Прохожие шли мимо, обходили, натыкались, улыбались, сердились, бурчали, мол, могли б и в сторону отойти.
Они никого не видели, ничего не слышали.
— Я в тот вечер из комнаты не вышел… Я знаю, ты ждала. Обиделась. Я уже боялся не сдержаться. Не хочу я, чтоб ты меня потом, когда-нибудь, проклинала. У тебя ведь не было никого?
Алена смотрела, не понимая. Потом поняла, нет, конечно, нет, не было, нет, и быть не может, он, только он, единственный, она его ждала…
— Я так и думал…
Снег падал…
— Не поймешь ты меня,- вновь заговорил Егор странным каким-то, раненым голосом и, не дав ей возразить, повторил,- нельзя тебе такое понять.
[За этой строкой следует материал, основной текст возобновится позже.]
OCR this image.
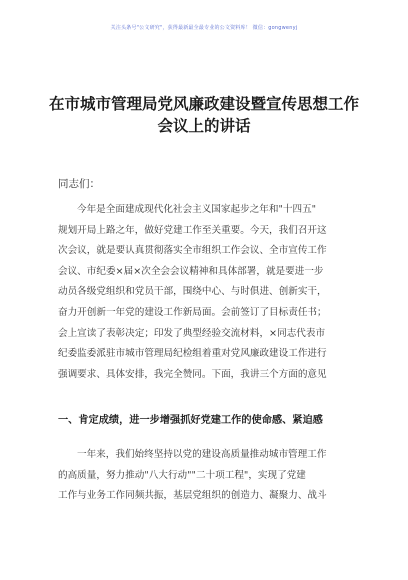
关注头条号"公文研究"，获得最新最全最专业的公文资料库！ 微信：gongwenyj
在市城市管理局党风廉政建设暨宣传思想工作
会议上的讲话
同志们：
今年是全面建成现代化社会主义国家起步之年和"十四五"
规划开局上路之年，做好党建工作至关重要。今天，我们召开这
次会议，就是要认真贯彻落实全市组织工作会议、全市宣传工作
会议、市纪委×届×次全会会议精神和具体部署，就是要进一步
动员各级党组织和党员干部，围绕中心、与时俱进、创新实干，
奋力开创新一年党的建设工作新局面。会前签订了目标责任书；
会上宣读了表彰决定；印发了典型经验交流材料，×同志代表市
纪委监委派驻市城市管理局纪检组着重对党风廉政建设工作进行
强调要求、具体安排，我完全赞同。下面，我讲三个方面的意见
一、肯定成绩，进一步增强抓好党建工作的使命感、紧迫感
一年来，我们始终坚持以党的建设高质量推动城市管理工作
的高质量，努力推动"八大行动""二十项工程"，实现了党建
工作与业务工作同频共振，基层党组织的创造力、凝聚力、战斗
Не можешь ты, и слава Богу, что ты такого понять не можешь, и я ничего тебе и не хотел говорить… Я и сейчас не знаю, что тебе сказать и как. Знаю только, что должен как-то объяснить. И сам. Что бы ты ничего себе не придумывала, мол, не люблю и все такое.- Он вновь замолчал. Ну, как он может рассказать ей, этой девочке, про Афган? Даже тем, кто что-то там «слышал», не расскажешь, потому что все, что они слышали — вранье. Да и сам начинаешь говорить и чувствуешь: врешь, ну, ни слова лжи не говоришь и душой не кривишь, а все равно говоришь про что-то совсем другое. Как рассказать, что такое жизнь тому, кто еще не родился? Как рассказать живым, что такое смерть? Обычная, будничная… Как, какими словами он скажет девочке о ребятах, что сейчас курят и травят анекдоты, а через три минуты свисают с деревьев мокрой массой… Он застонал, но тут же опомнился, заговорил.- Мы были в кольце, нас обложили, как зверя. Знаешь, как старые дяди приезжают в лесничество расслабиться? Пока трапезничают, егерь им зверя готовит. Так, чтобы дяди, упаси Бог, не промахнулись и не утомились. Предопределено все: и то, что зверь будет убит, и тот куст, где ему суждено упасть, зверь — как агнец на заклание. Ну, так и нас…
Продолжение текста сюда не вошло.